Carol Bove represents the second artistic position featured at the Swiss Pavilion. The Geneva-born American artist’s work raises issues of theatricality and autonomy. For the Swiss Pavilion exhibition, Bove takes Giacometti’s figurative constellations as a starting point, tracing their relational forces. As a response to Alberto Giacometti’s historic absence from the Swiss Pavilion, she creates a new group of seven sculptures presented in the courtyard of the Swiss Pavilion referring to the artist’s late figurative work. Bove is interested in how the verticality and physicality of Giacometti’s figures explore the essence of sculpture. Her seven new works engage sculptural vocabularies through both material specificity and eclecticism, loosely referencing some of Giacometti’s well-known figural groupings such as “Forest” and “Femmes de Venise.” In conversation with these, two additional sculptures by Bove voluminously occupy the sculpture hall and address the notion of presence in correspondence with their architectural surroundings.
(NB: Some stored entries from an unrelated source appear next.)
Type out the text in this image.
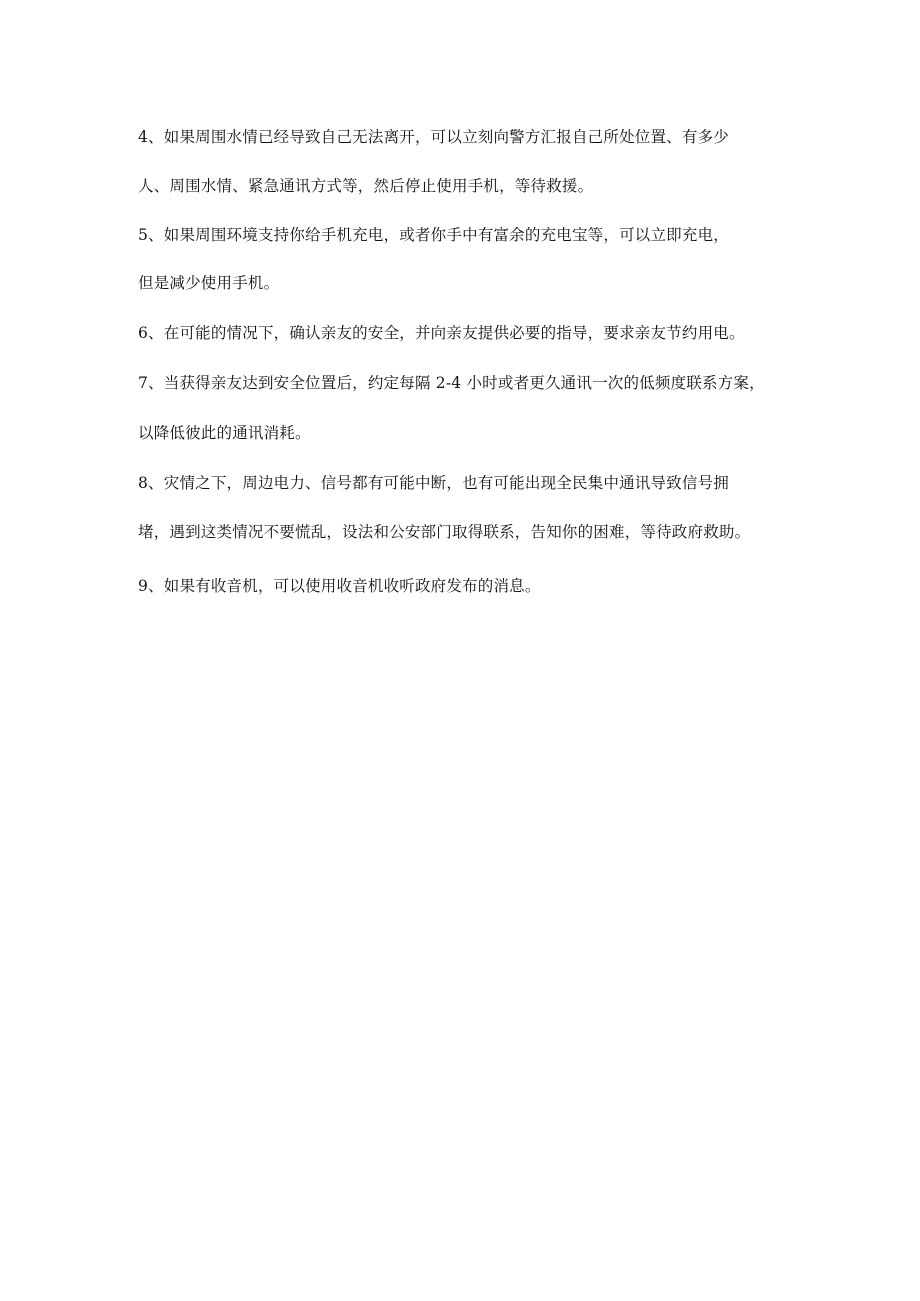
4、如果周围水情已经导致自己无法离开，可以立刻向警方汇报自己所处位置、有多少
人、周围水情、紧急通讯方式等，然后停止使用手机，等待救援。
5、如果周围环境支持你给手机充电，或者你手中有富余的充电宝等，可以立即充电，
但是减少使用手机。
6、在可能的情况下，确认亲友的安全，并向亲友提供必要的指导，要求亲友节约用电。
7、当获得亲友达到安全位置后，约定每隔 2-4 小时或者更久通讯一次的低频度联系方案，
以降低彼此的通讯消耗。
8、灾情之下，周边电力、信号都有可能中断，也有可能出现全民集中通讯导致信号拥
堵，遇到这类情况不要慌乱，设法和公安部门取得联系，告知你的困难，等待政府救助。
9、如果有收音机，可以使用收音机收听政府发布的消息。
Alberto Giacometti is without doubt one of the most influential Swiss artists of the 20th century. This makes his absence from the Venice Biennale all the more surprising. Giacometti, who lived in Paris, was repeatedly requested to represent Switzerland in Venice—a request that the artist regularly declined. From an early age, Alberto Giacometti, who was born in Borgonovo in the Canton of Grisons, saw himself as an international artist and refused to be defined through a national identity. Even when his brother, the architect Bruno Giacometti, built the new Swiss Pavilion in 1952 and Alberto was asked to show there, he graciously turned the invitation down and suggested another artist instead. In 1956, he finally consented to put on display a group of plaster figures entitled “Femme de Venise” in the French Pavilion. As a form of international recognition for his oeuvre, he was awarded the Grand Prix for Sculpture in Venice in 1962, a few years before his death.